No, it is the opposite. The photon and the Z are real, the two others are unphysical. Both the photon and the Z undergo hypercharge and weak interactions. The combination of these two interactions correspond exactly to electromagnetism for the photon.

More technically, after the breaking of the electroweak symmetry (my next post), the B and W<sub>3</sub> field got a non diagonal mass matrix. There are thus non physical and we need to mix them, to  diagonalize the mass matrix. This gives rise to the photon and the Z naturally, with the right properties. This is tough to explain without a blackboard. Maybe you should just ignore this paragraph (or ask more about it).

> I only teach about the charged weak bosons, so after reading what you wrote, I dug into what the Z boson actually does within the scope of the weak interaction.
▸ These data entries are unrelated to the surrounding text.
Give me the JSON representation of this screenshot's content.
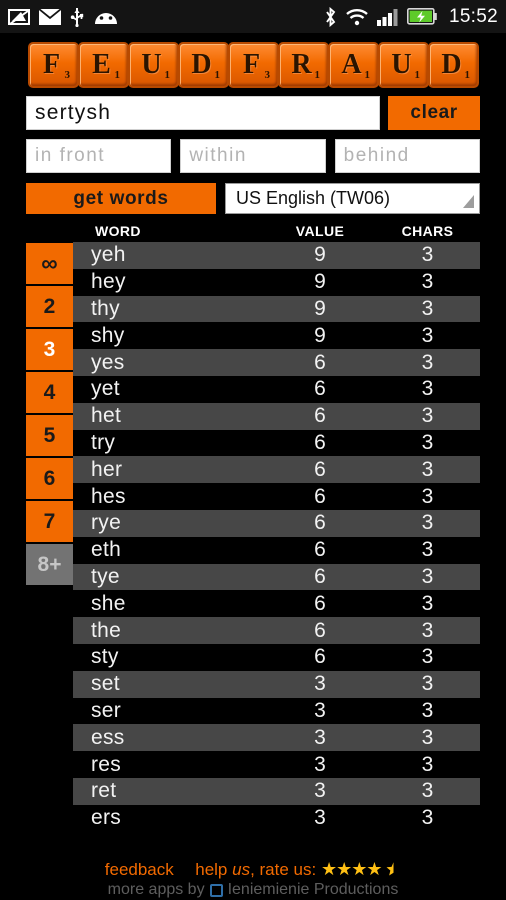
{
  "statusbar": {
    "icons_left": [
      "image-icon",
      "envelope-icon",
      "usb-icon",
      "android-head-icon"
    ],
    "icons_right": [
      "bluetooth-icon",
      "wifi-icon",
      "signal-icon",
      "battery-charging-icon"
    ],
    "time": "15:52"
  },
  "logo": {
    "tiles": [
      {
        "letter": "F",
        "points": "3"
      },
      {
        "letter": "E",
        "points": "1"
      },
      {
        "letter": "U",
        "points": "1"
      },
      {
        "letter": "D",
        "points": "1"
      },
      {
        "letter": "F",
        "points": "3"
      },
      {
        "letter": "R",
        "points": "1"
      },
      {
        "letter": "A",
        "points": "1"
      },
      {
        "letter": "U",
        "points": "1"
      },
      {
        "letter": "D",
        "points": "1"
      }
    ],
    "text": "FEUDFRAUD"
  },
  "form": {
    "word_value": "sertysh",
    "word_placeholder": "",
    "clear_label": "clear",
    "in_front_value": "",
    "in_front_placeholder": "in front",
    "within_value": "",
    "within_placeholder": "within",
    "behind_value": "",
    "behind_placeholder": "behind",
    "get_words_label": "get words",
    "dictionary_selected": "US English (TW06)"
  },
  "table": {
    "headers": {
      "word": "WORD",
      "value": "VALUE",
      "chars": "CHARS"
    },
    "filters": [
      {
        "label": "∞",
        "state": "normal"
      },
      {
        "label": "2",
        "state": "normal"
      },
      {
        "label": "3",
        "state": "active"
      },
      {
        "label": "4",
        "state": "normal"
      },
      {
        "label": "5",
        "state": "normal"
      },
      {
        "label": "6",
        "state": "normal"
      },
      {
        "label": "7",
        "state": "normal"
      },
      {
        "label": "8+",
        "state": "disabled"
      }
    ],
    "rows": [
      {
        "word": "yeh",
        "value": "9",
        "chars": "3"
      },
      {
        "word": "hey",
        "value": "9",
        "chars": "3"
      },
      {
        "word": "thy",
        "value": "9",
        "chars": "3"
      },
      {
        "word": "shy",
        "value": "9",
        "chars": "3"
      },
      {
        "word": "yes",
        "value": "6",
        "chars": "3"
      },
      {
        "word": "yet",
        "value": "6",
        "chars": "3"
      },
      {
        "word": "het",
        "value": "6",
        "chars": "3"
      },
      {
        "word": "try",
        "value": "6",
        "chars": "3"
      },
      {
        "word": "her",
        "value": "6",
        "chars": "3"
      },
      {
        "word": "hes",
        "value": "6",
        "chars": "3"
      },
      {
        "word": "rye",
        "value": "6",
        "chars": "3"
      },
      {
        "word": "eth",
        "value": "6",
        "chars": "3"
      },
      {
        "word": "tye",
        "value": "6",
        "chars": "3"
      },
      {
        "word": "she",
        "value": "6",
        "chars": "3"
      },
      {
        "word": "the",
        "value": "6",
        "chars": "3"
      },
      {
        "word": "sty",
        "value": "6",
        "chars": "3"
      },
      {
        "word": "set",
        "value": "3",
        "chars": "3"
      },
      {
        "word": "ser",
        "value": "3",
        "chars": "3"
      },
      {
        "word": "ess",
        "value": "3",
        "chars": "3"
      },
      {
        "word": "res",
        "value": "3",
        "chars": "3"
      },
      {
        "word": "ret",
        "value": "3",
        "chars": "3"
      },
      {
        "word": "ers",
        "value": "3",
        "chars": "3"
      }
    ]
  },
  "footer": {
    "feedback_label": "feedback",
    "help_label": "help",
    "help_us_label": "us",
    "rate_label": ", rate us:",
    "stars": "★★★★",
    "half_star": "★",
    "rating": "4.5",
    "more_apps_label": "more apps by",
    "brand": "Ieniemienie Productions"
  },
  "colors": {
    "accent": "#f26a00",
    "row_alt": "#474747",
    "background": "#000000",
    "star": "#ffc014",
    "disabled": "#737373"
  }
}
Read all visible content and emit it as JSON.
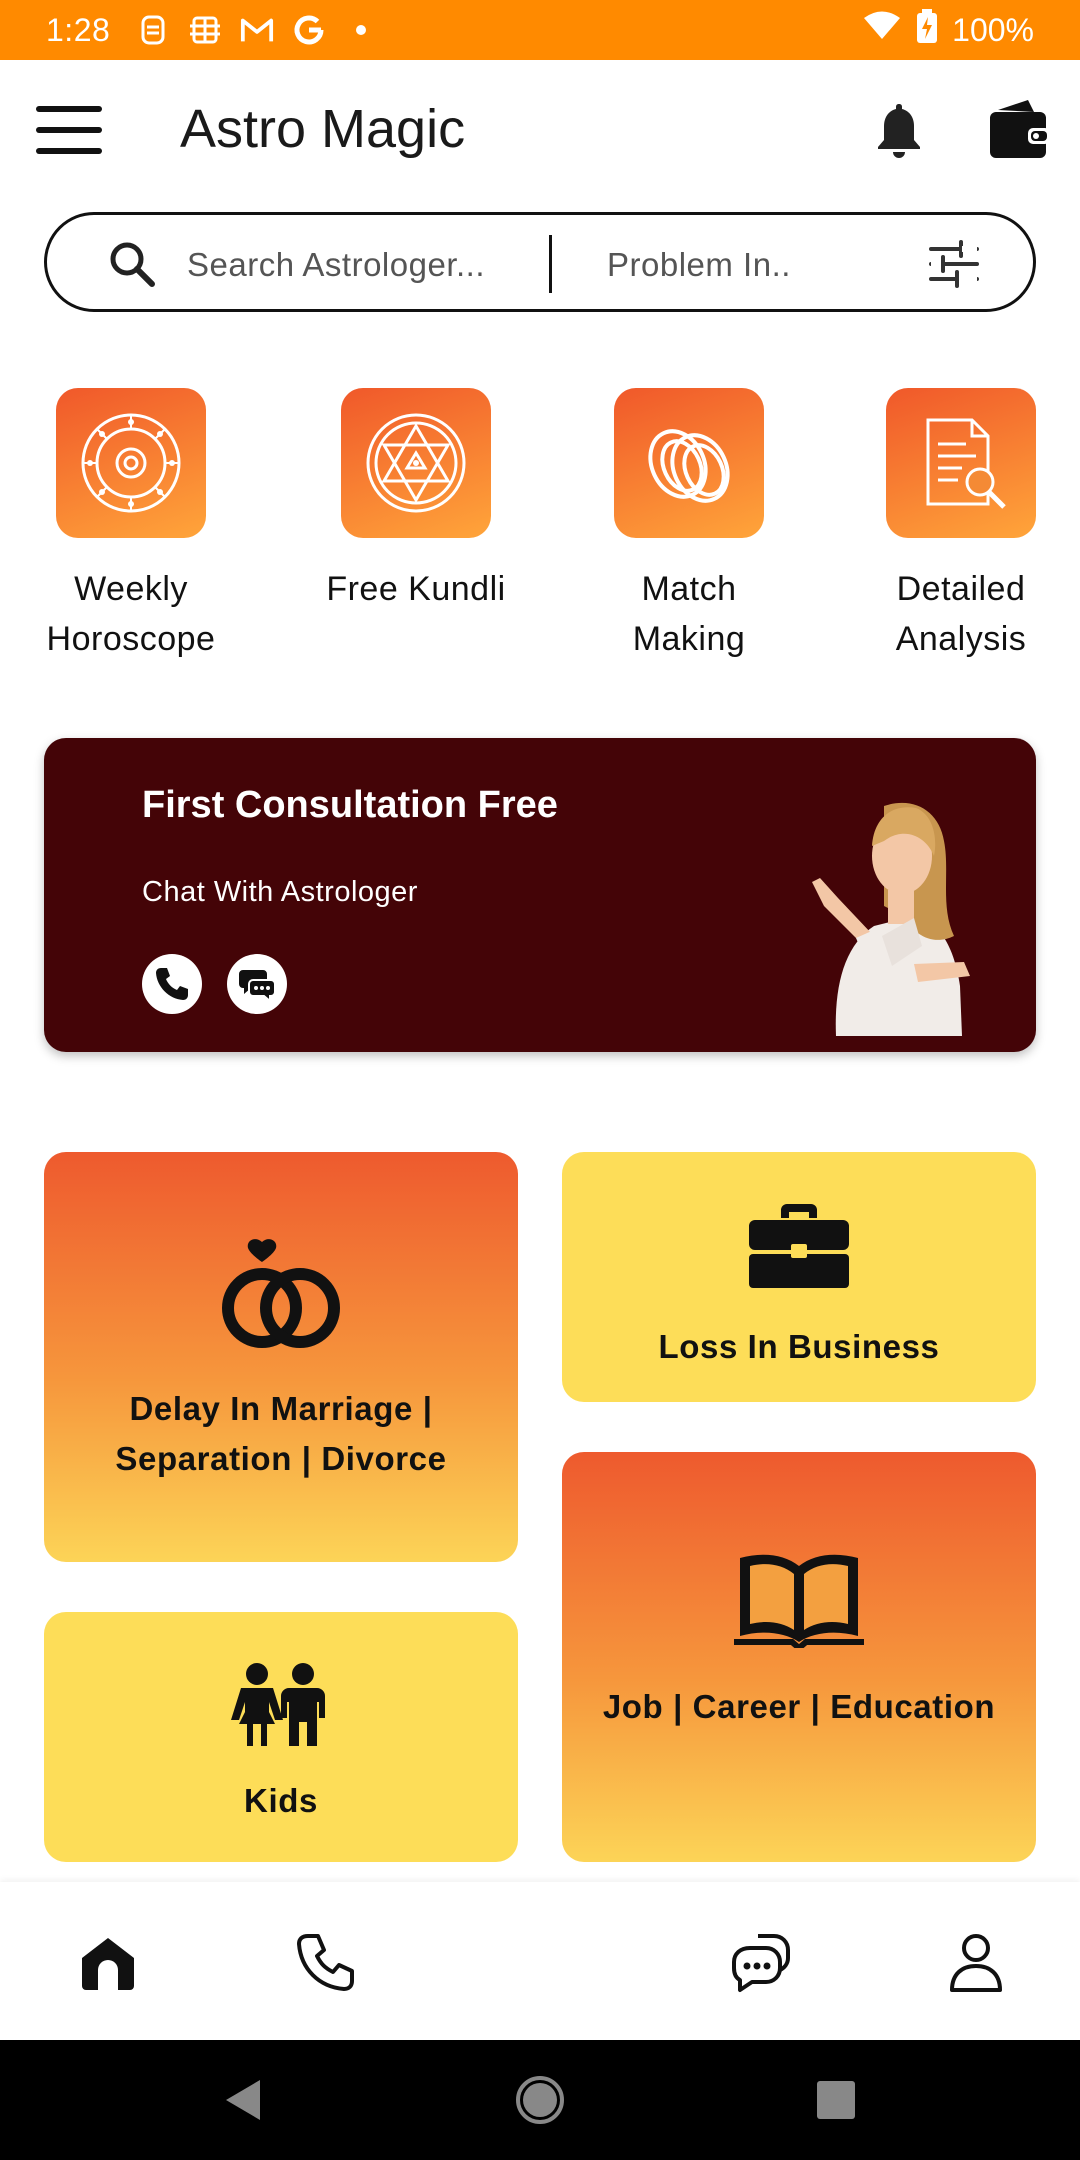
{
  "status_bar": {
    "time": "1:28",
    "notification_icons": [
      "sim-card-icon",
      "cast-icon",
      "gmail-icon",
      "google-icon",
      "dot-icon"
    ],
    "battery_text": "100%"
  },
  "header": {
    "title": "Astro Magic"
  },
  "search": {
    "astrologer_placeholder": "Search Astrologer...",
    "problem_placeholder": "Problem In.."
  },
  "quick_services": [
    {
      "label": "Weekly Horoscope",
      "icon": "zodiac-wheel-icon"
    },
    {
      "label": "Free Kundli",
      "icon": "star-of-david-icon"
    },
    {
      "label": "Match Making",
      "icon": "rings-icon"
    },
    {
      "label": "Detailed Analysis",
      "icon": "document-search-icon"
    }
  ],
  "promo": {
    "title": "First Consultation Free",
    "subtitle": "Chat With Astrologer",
    "background": "#440407"
  },
  "problem_cards": [
    {
      "label": "Delay In Marriage | Separation | Divorce",
      "icon": "wedding-rings-icon",
      "style": "orange"
    },
    {
      "label": "Loss In Business",
      "icon": "briefcase-icon",
      "style": "yellow"
    },
    {
      "label": "Kids",
      "icon": "children-icon",
      "style": "yellow"
    },
    {
      "label": "Job | Career | Education",
      "icon": "open-book-icon",
      "style": "orange"
    }
  ],
  "bottom_nav": {
    "items": [
      "home-icon",
      "phone-icon",
      "chat-icon",
      "profile-icon"
    ],
    "active": "home-icon"
  },
  "colors": {
    "status_bar": "#FF8A00",
    "accent_orange": "#F0582A",
    "accent_yellow": "#FDDD58",
    "promo_bg": "#440407"
  }
}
It is a neutral exchange particle that allows transfer of momentum between neutrinos and electrons, leaving both particles unchanged otherwise.
> Wow! (light bulb in my head, :-): it does a very similar job to the photon, except that because it has no electric charge, it could not be attributed to an electromagnetic interaction.

When one relies on gauge interactions to describe weak charged current, one ends up in finding this works very well. However, we got the neutral current for free out of the formalism, and the observed neutral current properties do not match the observed properties of the Z boson. 

The reason is simple: the interactions of the physical Z boson contain both a weak part and a hypercharge part. The combination of the two being different from those of the photon, the Z interactions are different from the photon ones.

Your diagram is actually wrong. At the level of the gauge symmetries (which should be on the top and not on the bottom), you have:
 - strong interactions, with a gluon mediator
 - weak interactions, with a W+, W-, W3 mediators
 - hypercharge interaction, with a B mediator

Those are the gauge fields, that may be different from the physical fields. The W3 and B fields will mix when the electroweak symmetry is broken, and they will give rise to the physical Z boson and the photon. Both will have interactions that are different combinations for the neutral weak and hypercharge interactions. The photon combination matches electromagnetism, and the Z boson ones are different.

In fact, the number of bosons does not change. The electroweak symmetry breaking mechanism only allows some of them to become massive.

And actually, your alpha and beta are just sine and cosine of a mixing angle (it is a simple rotation). The mixing angle is known as the electroweak mixing angle (sometimes called the Weinberg angle).

Is it clearer?

> In my understanding, the electroweak interaction is when both weak and EM (or weak and hypercharge) fuse into one single force at extremely high energy density (ultra high temperature) with its own electroweak boson. The symmetry is then of a much higher order. It breaks when the temperature become lower, and like a liquid becoming solid loses spacial symmetry, the electroweak force breaks into two (Weak and Hypercharge). Is my view correct?

You actually describe the electroweak phase transition :) We have on one side the strong times weak tims hypercharge gauge symmetry and on the other side the strong times electromagnetic gauge symmetry.